2.2 Genomic and transcriptomic sequencing
Genomic DNA was isolated from aphid samples using a DNeasy Blood &
Tissue Extraction Kit (Qiagen Inc., Valencia, CA, USA) by following the
manufacturer’s instructions. After the measurement of quality and
quantity, the DNA samples were used for making a paired-end sequencing
library (150 bp in length). The library was sequenced using the Illumina
NovaSeq6000 platform for genome size assessment. In addition, a 20 kb
library was constructed and sequenced using the PacBio RSII platform at
Annoroad Gene Technology Co., Ltd. (Beijing, China). Hi-C libraries were
also constructed from aphid samples according to the Proximo Hi-C
procedure and its quality and concentration were determined via an
Agilent 2100 Bioanalyzer and qPCR. Briefly, aphid samples were mixed
with 1% formaldehyde for 10 min at room temperature and the nuclei were
extracted and
permeabilized.
After the quality of the library was ascertained, different libraries
were pooled to achieve required concentrations for Illumina sequencing
(Rao et al., 2014).
Transcriptomes were generated from
RNA samples extracted from the fundatrix, the fundatrigeniae, autumn
migrants, nymphs, spring migrants (sexuparae), male and female sexuales,
respectively, following the standard protocols provided by the
manufacturer. RNA quantity, purity and integrity were determined by a
NanoPhotometer and the Agilent 2100 Bioanalyzer. cDNA libraries were
built following the chain specific method. The libraries were initially
quantified with qubit 2.0 fluorometer and diluted to 1.5 ng/ul.
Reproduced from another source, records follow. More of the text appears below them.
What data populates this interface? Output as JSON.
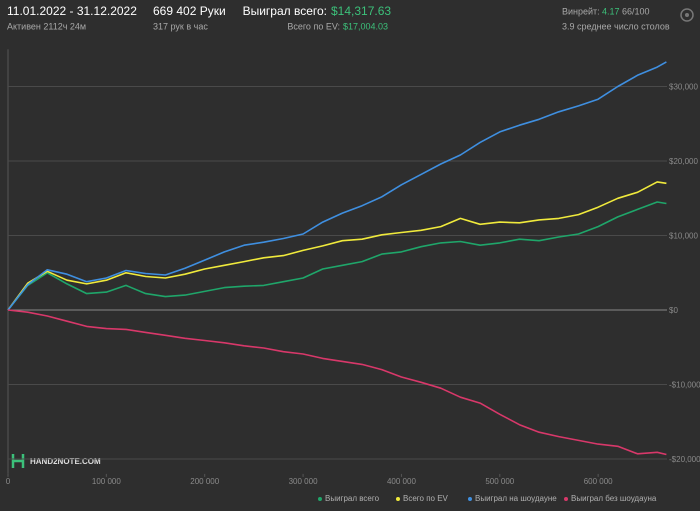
{
  "header": {
    "period": "11.01.2022 - 31.12.2022",
    "active": "Активен 2112ч 24м",
    "hands": "669 402 Руки",
    "hands_per_hour": "317 рук в час",
    "won_label": "Выиграл всего:",
    "won_value": "$14,317.63",
    "ev_label": "Всего по EV:",
    "ev_value": "$17,004.03",
    "winrate_label": "Винрейт:",
    "winrate_value": "4.17",
    "winrate_unit": "66/100",
    "tables": "3.9 среднее число столов",
    "logo": "HAND2NOTE.COM"
  },
  "chart_data": {
    "type": "line",
    "x": [
      0,
      20000,
      40000,
      60000,
      80000,
      100000,
      120000,
      140000,
      160000,
      180000,
      200000,
      220000,
      240000,
      260000,
      280000,
      300000,
      320000,
      340000,
      360000,
      380000,
      400000,
      420000,
      440000,
      460000,
      480000,
      500000,
      520000,
      540000,
      560000,
      580000,
      600000,
      620000,
      640000,
      660000,
      669402
    ],
    "series": [
      {
        "name": "Выиграл всего",
        "color": "#1fa66a",
        "values": [
          0,
          3300,
          5000,
          3500,
          2200,
          2400,
          3300,
          2200,
          1800,
          2000,
          2500,
          3000,
          3200,
          3300,
          3800,
          4300,
          5500,
          6000,
          6500,
          7500,
          7800,
          8500,
          9000,
          9200,
          8700,
          9000,
          9500,
          9300,
          9800,
          10200,
          11200,
          12500,
          13500,
          14500,
          14300
        ]
      },
      {
        "name": "Всего по EV",
        "color": "#f0ea3c",
        "values": [
          0,
          3600,
          5200,
          4000,
          3500,
          4000,
          5000,
          4500,
          4300,
          4800,
          5500,
          6000,
          6500,
          7000,
          7300,
          8000,
          8600,
          9300,
          9500,
          10100,
          10400,
          10700,
          11200,
          12300,
          11500,
          11800,
          11700,
          12100,
          12300,
          12800,
          13800,
          15000,
          15800,
          17200,
          17000
        ]
      },
      {
        "name": "Выиграл на шоудауне",
        "color": "#3f8fe0",
        "values": [
          0,
          3400,
          5400,
          4800,
          3800,
          4300,
          5300,
          4900,
          4700,
          5600,
          6700,
          7800,
          8700,
          9100,
          9600,
          10200,
          11800,
          13000,
          14000,
          15200,
          16800,
          18200,
          19600,
          20800,
          22500,
          23900,
          24800,
          25600,
          26600,
          27400,
          28300,
          30000,
          31500,
          32600,
          33300
        ]
      },
      {
        "name": "Выиграл без шоудауна",
        "color": "#d8386a",
        "values": [
          0,
          -300,
          -800,
          -1500,
          -2200,
          -2500,
          -2600,
          -3000,
          -3400,
          -3800,
          -4100,
          -4400,
          -4800,
          -5100,
          -5600,
          -5900,
          -6500,
          -6900,
          -7300,
          -8000,
          -9000,
          -9700,
          -10500,
          -11700,
          -12500,
          -14000,
          -15400,
          -16400,
          -17000,
          -17500,
          -18000,
          -18300,
          -19300,
          -19100,
          -19400
        ]
      }
    ],
    "xlim": [
      0,
      670000
    ],
    "xticks": [
      0,
      {
        "value": 100000,
        "label": "100 000"
      },
      {
        "value": 200000,
        "label": "200 000"
      },
      {
        "value": 300000,
        "label": "300 000"
      },
      {
        "value": 400000,
        "label": "400 000"
      },
      {
        "value": 500000,
        "label": "500 000"
      },
      {
        "value": 600000,
        "label": "600 000"
      }
    ],
    "ylim": [
      -22000,
      35000
    ],
    "yticks": [
      {
        "value": -20000,
        "label": "-$20,000"
      },
      {
        "value": -10000,
        "label": "-$10,000"
      },
      {
        "value": 0,
        "label": "$0"
      },
      {
        "value": 10000,
        "label": "$10,000"
      },
      {
        "value": 20000,
        "label": "$20,000"
      },
      {
        "value": 30000,
        "label": "$30,000"
      }
    ],
    "grid": true
  }
}
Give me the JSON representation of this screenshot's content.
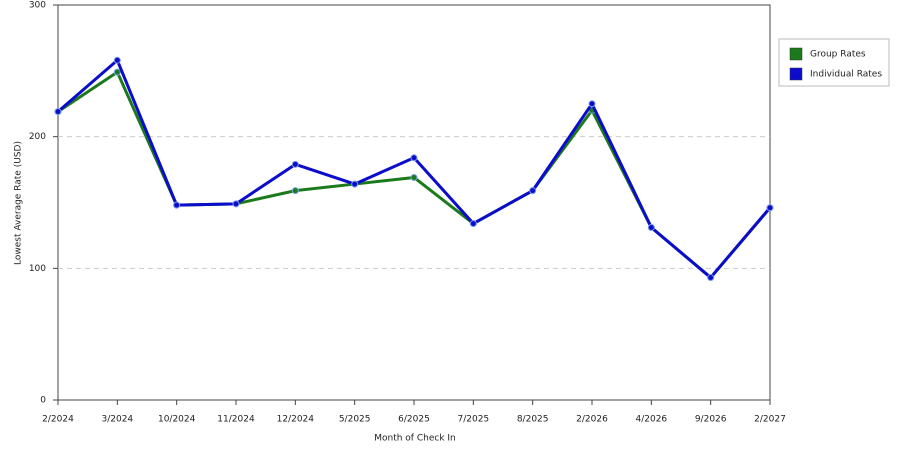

Different libraries were pooled according to the requirements of
effective concentration and target data volume for Illumina sequencing.
Low-quality bases in the RNA-Seq raw reads were first filtered using
Trimmomatic (version 0.36) (Bolger, Lohse, & Usadel, 2014). Then, the
clean reads were mapped to the genome assembly using Hisat2
(version2.1.0.5) (Kim et al., 2015) to obtain putative transcripts. The
transcripts gene expression was analyzed by using cufflinks
(version2.2.1) (Ghosh, & Chan, 2016).